Testing Telemedicine’s Limits
Early into the 645-mile race between Marion, Mass., and the island of Bermuda in 2009, trouble brewed aboard the C&C 40 Corsair. The bizarre situation that the crew of Corsair faced is described in detail in a 2011 article, “Lost at Sea,” written by Diane Kelly in Ocean Navigator magazine. It all began when the navigator, 75-year-old Ron Chevrier, started acting strangely.
At first, Chevrier’s mental lapses were subtle. His dead-reckoning position plots were far off their mark. He swore the boat was going nowhere, though the GPS showed the boat making progress. He shrugged when the skipper showed him the GPS and pointed out his error. “Just one of those things,” Chevrier said.
There were other signs. Chevrier hung his foul-weather jacket over the cabin table, instead of in the wet locker. A written watch schedule he had promised never materialized. He made no entries into the ship’s log.
The skipper, David Risch, was perplexed. “We knew something was wrong,” he said. “We just didn’t know what.”
On the third day offshore, the navigator began behaving erratically and hallucinating. He said he saw people without faces floating below.

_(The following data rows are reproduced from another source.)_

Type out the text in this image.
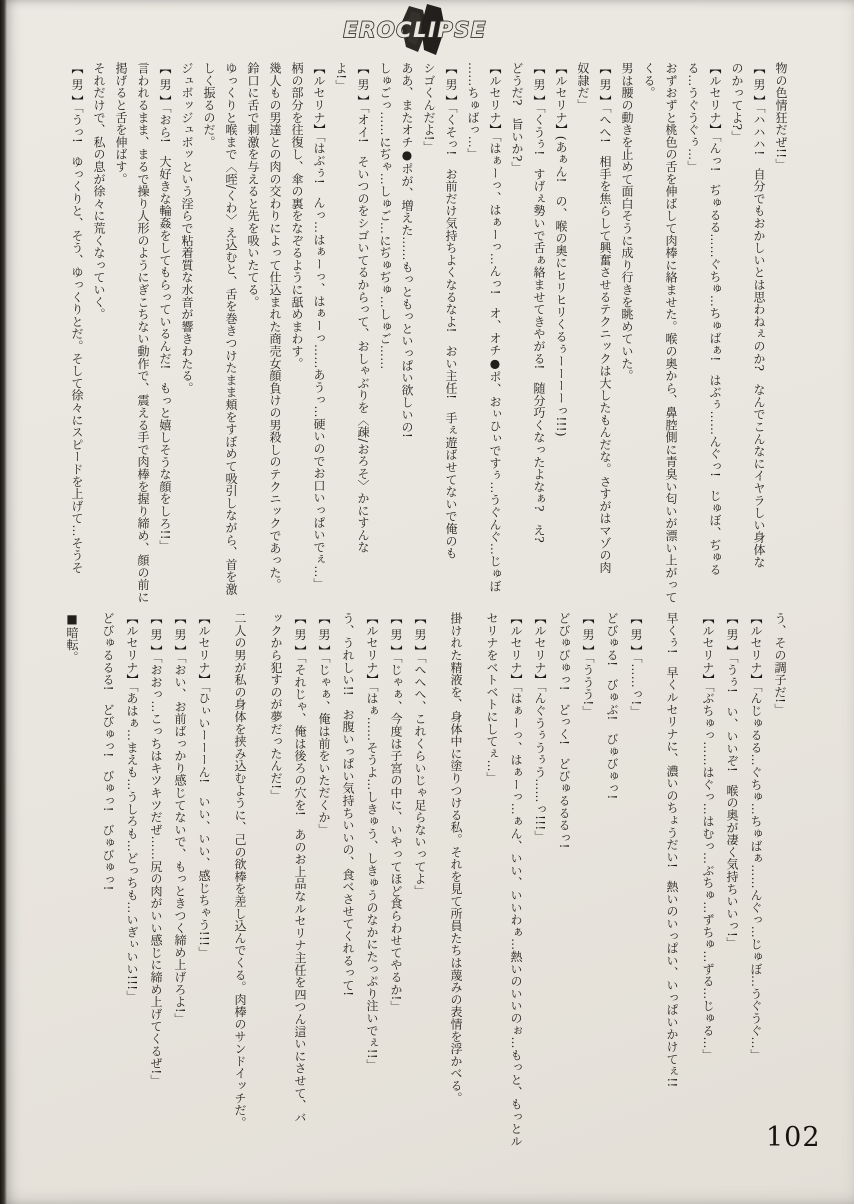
EROCLIPSE

物の色情狂だぜ!!」

【 男 】「ハハハ!　自分でもおかしいとは思わねぇのか?　なんでこんなにイヤラしい身体な

のかってよ?」

【ルセリナ】「んっ!　ぢゅるる……ぐちゅ…ちゅばぁ!　はぶぅ……んぐっ!　じゅぼ、ぢゅる

る…うぐうぐぅ…」

おずおずと桃色の舌を伸ばして肉棒に絡ませた。喉の奥から、鼻腔側に青臭い匂いが漂い上がって

くる。

男は腰の動きを止めて面白そうに成り行きを眺めていた。

【 男 】「へへ!　相手を焦らして興奮させるテクニックは大したもんだな。さすがはマゾの肉

奴隷だ」

【ルセリナ】(あぁん!　の、喉の奥にヒリヒリくるぅーーーーっ!!!)

【 男 】「くうぅ!　すげぇ勢いで舌ぁ絡ませてきやがる!　随分巧くなったよなぁ?　え?

どうだ?　旨いか?」

【ルセリナ】「はぁーっ、はぁーっ…んっ!　オ、オチ●ポ、おぃひぃですぅ…うぐんぐ…じゅぼ

……ちゅばっ…」

【 男 】「くそっ!　お前だけ気持ちよくなるなよ!　おい主任!　手ぇ遊ばせてないで俺のも

シゴくんだよ!」

ああ、またオチ●ポが、増えた……もっともっといっぱい欲しいの!

しゅごっ……にぢゃ…しゅご…にぢゅぢゅ…しゅご……

【 男 】「オイ!　そいつのをシゴいてるからって、おしゃぶりを〈疎/おろそ〉かにすんな

よ!」

【ルセリナ】「はぶぅ!　んっ…はぁーっ、はぁーっ……あうっ…硬いのでお口いっぱいでぇ…」

柄の部分を往復し、傘の裏をなぞるように舐めまわす。

幾人もの男達との肉の交わりによって仕込まれた商売女顔負けの男殺しのテクニックであった。

鈴口に舌で刺激を与えると先を吸いたてる。

ゆっくりと喉まで〈咥/くわ〉え込むと、舌を巻きつけたまま頬をすぼめて吸引しながら、首を激

しく振るのだ。

ジュボッジュボッという淫らで粘着質な水音が響きわたる。

【 男 】「おら!　大好きな輪姦をしてもらっているんだ!　もっと嬉しそうな顔をしろ!!」

言われるまま、まるで操り人形のようにぎこちない動作で、震える手で肉棒を握り締め、顔の前に

掲げると舌を伸ばす。

それだけで、私の息が徐々に荒くなっていく。

【 男 】「うっ!　ゆっくりと、そう、ゆっくりとだ。そして徐々にスピードを上げて…そうそ

う、その調子だ!」

【ルセリナ】「んじゅるる…ぐちゅ…ちゅばぁ……んぐっ…じゅぼ…うぐうぐ…」

【 男 】「うぅ!　い、いいぞ!　喉の奥が凄く気持ちいいっ!」

【ルセリナ】「ぶちゅっ……はぐっ…はむっ…ぶちゅ…ずちゅ…ずる…じゅる…」

早くぅ!　早くルセリナに、濃いのちょうだい!　熱いのいっぱい、いっぱいかけてぇ!!

【 男 】「……っ!」

どびゅる!　びゅぶ!　びゅびゅっ!

【 男 】「ううう!」

どびゅびゅっ!　どっく!　どびゅるるるっ!

【ルセリナ】「んぐうぅうぅう……っ!!!」

【ルセリナ】「はぁーっ、はぁーっ…ぁん、いい、いいわぁ…熱いのいいのぉ…もっと、もっとル

セリナをベトベトにしてぇ…」

掛けれた精液を、身体中に塗りつける私。それを見て所員たちは蔑みの表情を浮かべる。

【 男 】「へへへ、これくらいじゃ足らないってよ」

【 男 】「じゃぁ、今度は子宮の中に、いやってほど食らわせてやるか!」

【ルセリナ】「はぁ……そうよ…しきゅう、しきゅうのなかにたっぷり注いでぇ!!」

う、うれしい!!　お腹いっぱい気持ちいいの、食べさせてくれるって!

【 男 】「じゃぁ、俺は前をいただくか」

【 男 】「それじゃ、俺は後ろの穴を!　あのお上品なルセリナ主任を四つん這いにさせて、バ

ックから犯すのが夢だったんだ!」

二人の男が私の身体を挟み込むように、己の欲棒を差し込んでくる。肉棒のサンドイッチだ。

【ルセリナ】「ひぃいーーーん!　いい、いい、感じちゃう!!!」

【 男 】「おい、お前ばっかり感じてないで、もっときつく締め上げろよ!」

【 男 】「おおっ…こっちはキツキツだぜ……尻の肉がいい感じに締め上げてくるぜ!」

【ルセリナ】「あはぁ…まえも…うしろも…どっちも…いぎぃいい!!!」

どびゅるるる!　どびゅっ!　びゅっ!　びゅびゅっ!

■暗転。

102
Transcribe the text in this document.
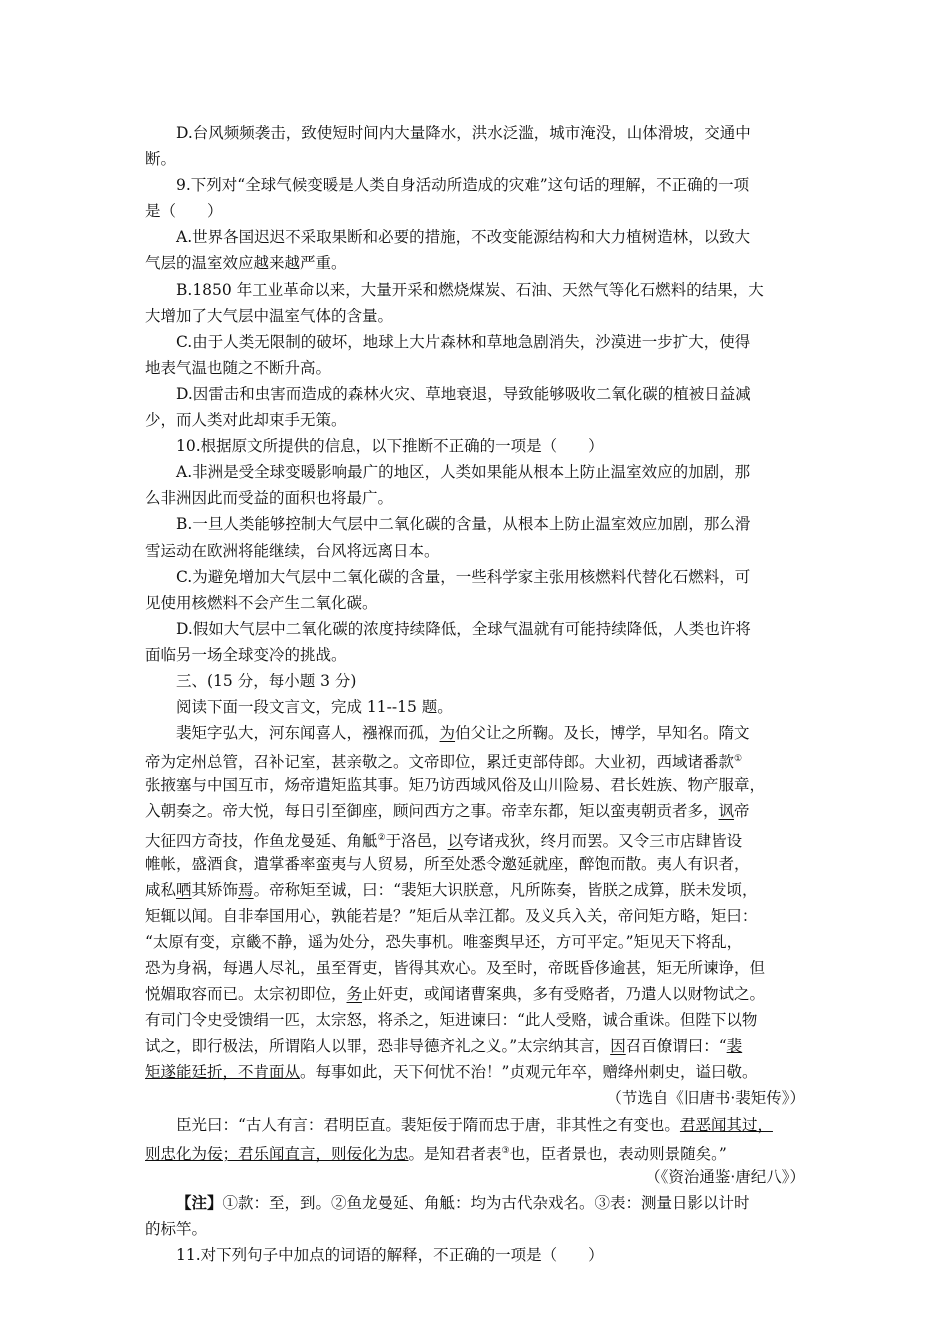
D.台风频频袭击，致使短时间内大量降水，洪水泛滥，城市淹没，山体滑坡，交通中
断。
9.下列对“全球气候变暖是人类自身活动所造成的灾难”这句话的理解，不正确的一项
是（　　）
A.世界各国迟迟不采取果断和必要的措施，不改变能源结构和大力植树造林，以致大
气层的温室效应越来越严重。
B.1850 年工业革命以来，大量开采和燃烧煤炭、石油、天然气等化石燃料的结果，大
大增加了大气层中温室气体的含量。
C.由于人类无限制的破坏，地球上大片森林和草地急剧消失，沙漠进一步扩大，使得
地表气温也随之不断升高。
D.因雷击和虫害而造成的森林火灾、草地衰退，导致能够吸收二氧化碳的植被日益减
少，而人类对此却束手无策。
10.根据原文所提供的信息，以下推断不正确的一项是（　　）
A.非洲是受全球变暖影响最广的地区，人类如果能从根本上防止温室效应的加剧，那
么非洲因此而受益的面积也将最广。
B.一旦人类能够控制大气层中二氧化碳的含量，从根本上防止温室效应加剧，那么滑
雪运动在欧洲将能继续，台风将远离日本。
C.为避免增加大气层中二氧化碳的含量，一些科学家主张用核燃料代替化石燃料，可
见使用核燃料不会产生二氧化碳。
D.假如大气层中二氧化碳的浓度持续降低，全球气温就有可能持续降低，人类也许将
面临另一场全球变冷的挑战。
三、(15 分，每小题 3 分)
阅读下面一段文言文，完成 11--15 题。
裴矩字弘大，河东闻喜人，襁褓而孤，为伯父让之所鞠。及长，博学，早知名。隋文
帝为定州总管，召补记室，甚亲敬之。文帝即位，累迁吏部侍郎。大业初，西域诸番款①
张掖塞与中国互市，炀帝遣矩监其事。矩乃访西域风俗及山川险易、君长姓族、物产服章，
入朝奏之。帝大悦，每日引至御座，顾问西方之事。帝幸东都，矩以蛮夷朝贡者多，讽帝
大征四方奇技，作鱼龙曼延、角觝②于洛邑，以夸诸戎狄，终月而罢。又令三市店肆皆设
帷帐，盛酒食，遣掌番率蛮夷与人贸易，所至处悉令邀延就座，醉饱而散。夷人有识者，
咸私哂其矫饰焉。帝称矩至诚，曰：“裴矩大识朕意，凡所陈奏，皆朕之成算，朕未发顷，
矩辄以闻。自非奉国用心，孰能若是？”矩后从幸江都。及义兵入关，帝问矩方略，矩曰：
“太原有变，京畿不静，遥为处分，恐失事机。唯銮舆早还，方可平定。”矩见天下将乱，
恐为身祸，每遇人尽礼，虽至胥吏，皆得其欢心。及至时，帝既昏侈逾甚，矩无所谏诤，但
悦媚取容而已。太宗初即位，务止奸吏，或闻诸曹案典，多有受赂者，乃遣人以财物试之。
有司门令史受馈绢一匹，太宗怒，将杀之，矩进谏曰：“此人受赂，诚合重诛。但陛下以物
试之，即行极法，所谓陷人以罪，恐非导德齐礼之义。”太宗纳其言，因召百僚谓曰：“裴
矩遂能廷折，不肯面从。每事如此，天下何忧不治！”贞观元年卒，赠绛州刺史，谥曰敬。
（节选自《旧唐书·裴矩传》）
臣光曰：“古人有言：君明臣直。裴矩佞于隋而忠于唐，非其性之有变也。君恶闻其过，
则忠化为佞；君乐闻直言，则佞化为忠。是知君者表③也，臣者景也，表动则景随矣。”
（《资治通鉴·唐纪八》）
【注】①款：至，到。②鱼龙曼延、角觝：均为古代杂戏名。③表：测量日影以计时
的标竿。
11.对下列句子中加点的词语的解释，不正确的一项是（　　）
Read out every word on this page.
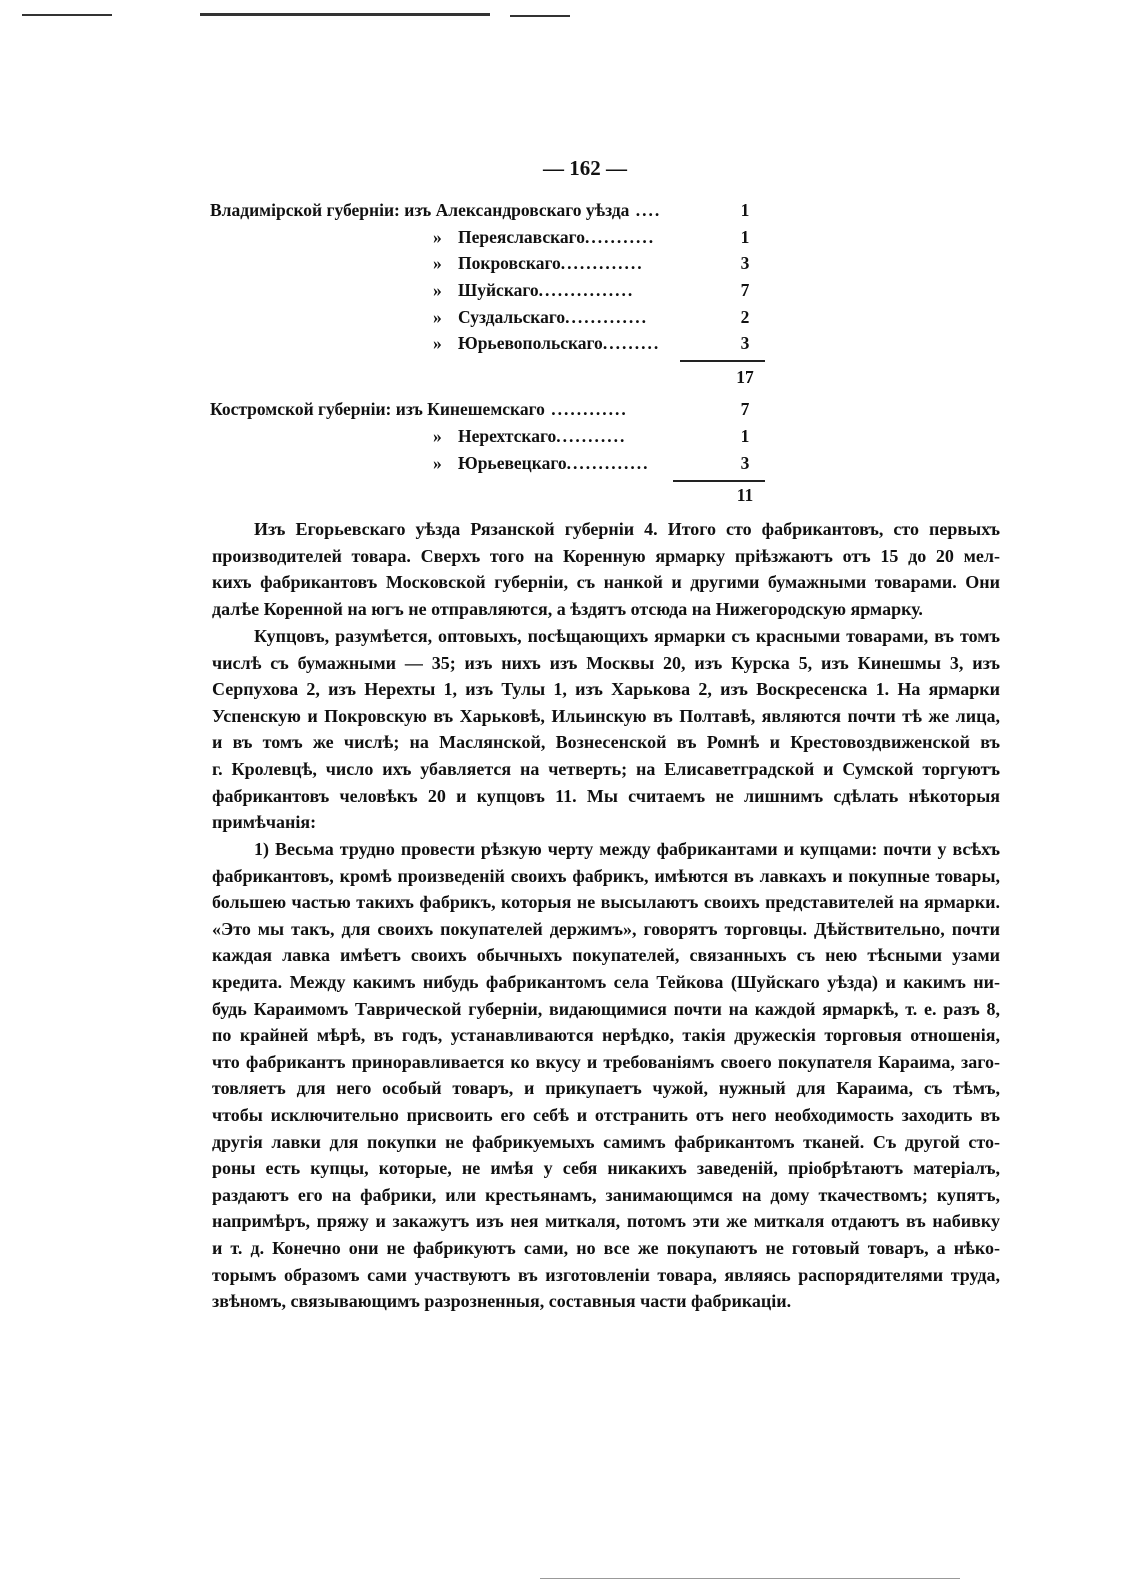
— 162 —
Владимірской губерніи: изъ Александровскаго уѣзда ....	1
» Переяславскаго...........	1
» Покровскаго.............	3
» Шуйскаго...............	7
» Суздальскаго.............	2
» Юрьевопольскаго.........	3
17
Костромской губерніи: изъ Кинешемскаго ............	7
» Нерехтскаго...........	1
» Юрьевецкаго.............	3
11
Изъ Егорьевскаго уѣзда Рязанской губерніи 4. Итого сто фабрикантовъ, сто первыхъ
производителей товара. Сверхъ того на Коренную ярмарку пріѣзжаютъ отъ 15 до 20 мел-
кихъ фабрикантовъ Московской губерніи, съ нанкой и другими бумажными товарами. Они
далѣе Коренной на югъ не отправляются, а ѣздятъ отсюда на Нижегородскую ярмарку.
Купцовъ, разумѣется, оптовыхъ, посѣщающихъ ярмарки съ красными товарами, въ томъ
числѣ съ бумажными — 35; изъ нихъ изъ Москвы 20, изъ Курска 5, изъ Кинешмы 3, изъ
Серпухова 2, изъ Нерехты 1, изъ Тулы 1, изъ Харькова 2, изъ Воскресенска 1. На ярмарки
Успенскую и Покровскую въ Харьковѣ, Ильинскую въ Полтавѣ, являются почти тѣ же лица,
и въ томъ же числѣ; на Маслянской, Вознесенской въ Ромнѣ и Крестовоздвиженской въ
г. Кролевцѣ, число ихъ убавляется на четверть; на Елисаветградской и Сумской торгуютъ
фабрикантовъ человѣкъ 20 и купцовъ 11. Мы считаемъ не лишнимъ сдѣлать нѣкоторыя
примѣчанія:
1) Весьма трудно провести рѣзкую черту между фабрикантами и купцами: почти у всѣхъ
фабрикантовъ, кромѣ произведеній своихъ фабрикъ, имѣются въ лавкахъ и покупные товары,
большею частью такихъ фабрикъ, которыя не высылаютъ своихъ представителей на ярмарки.
«Это мы такъ, для своихъ покупателей держимъ», говорятъ торговцы. Дѣйствительно, почти
каждая лавка имѣетъ своихъ обычныхъ покупателей, связанныхъ съ нею тѣсными узами
кредита. Между какимъ нибудь фабрикантомъ села Тейкова (Шуйскаго уѣзда) и какимъ ни-
будь Караимомъ Таврической губерніи, видающимися почти на каждой ярмаркѣ, т. е. разъ 8,
по крайней мѣрѣ, въ годъ, устанавливаются нерѣдко, такія дружескія торговыя отношенія,
что фабрикантъ приноравливается ко вкусу и требованіямъ своего покупателя Караима, заго-
товляетъ для него особый товаръ, и прикупаетъ чужой, нужный для Караима, съ тѣмъ,
чтобы исключительно присвоить его себѣ и отстранить отъ него необходимость заходить въ
другія лавки для покупки не фабрикуемыхъ самимъ фабрикантомъ тканей. Съ другой сто-
роны есть купцы, которые, не имѣя у себя никакихъ заведеній, пріобрѣтаютъ матеріалъ,
раздаютъ его на фабрики, или крестьянамъ, занимающимся на дому ткачествомъ; купятъ,
напримѣръ, пряжу и закажутъ изъ нея миткаля, потомъ эти же миткаля отдаютъ въ набивку
и т. д. Конечно они не фабрикуютъ сами, но все же покупаютъ не готовый товаръ, а нѣко-
торымъ образомъ сами участвуютъ въ изготовленіи товара, являясь распорядителями труда,
звѣномъ, связывающимъ разрозненныя, составныя части фабрикаціи.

The crew decided to quietly take over navigational duties. Chevrier, was a respected, veteran offshore racer. Although he seemed happy most of the time, he was acting more and more unstable. The captain and crew didn’t want to create any friction. It would be days before they reached Bermuda.
On the fourth day, Chevrier himself recognized he was behaving abnormally. He willingly relinquished his position. A junior member of the crew took over his duties.
The boat’s designated medical officer unsealed Chevrier’s medical history (submitted by each crew member, the records were sealed to be kept confidential, only to be used in an emergency). He made a satellite phone call to George Washington University’s Maritime Medical Access center, where doctors on call 24 hours serve sailors at sea.
Chevrier was taking medication, and the consulting doctor suspected a drug interaction. Chevrier’s behavior had become more erratic, sometimes compliant and happy, but other times fearful, even suspicious of the crew. He was having trouble sleeping. The doctor suggested trying a sedative to calm him down.
“We just wanted him to lie down and get some rest,” Risch said. “He was moving all around the cabin. We didn’t want him to hurt himself.”
By the time Corsair docked in Bermuda, the hallucinations had gotten worse. Chevrier was taken to a local hospital and then evacuated to Massachusetts General Hospital, where he was treated for a week and then released.
It took doctors in Massachusetts months to figure out what occurred. In the end, they concluded that a drug overdose had exacerbated an underlying, emerging dementia. The drug regimen was changed, and Chevrier’s condition improved.
In this month’s issue on telemedicine, we gaze into the not-so-distant future, examining a trend that will play a growing role in offshore cruising, especially for those crews who plan to venture to remote locations. Telemedicine technology is developing at a rapid pace, and although it’s no miracle-worker, it has fascinating potential. I can think of at least three occasions while my wife and I were cruising that having quick access to such a service would have kept me out of the hospital.
Nevertheless, as the Corsair case illustrates, much of the work to ensure a crew’s safety needs to be done before leaving port. Without a clear assessment of each crew member’s health before departure, and without a fully stocked medical kit to address any anticipated emergencies, having a remote doctor available to offer advice won’t make much difference. As it is with almost every aspect of cruising, preparation is name of the game.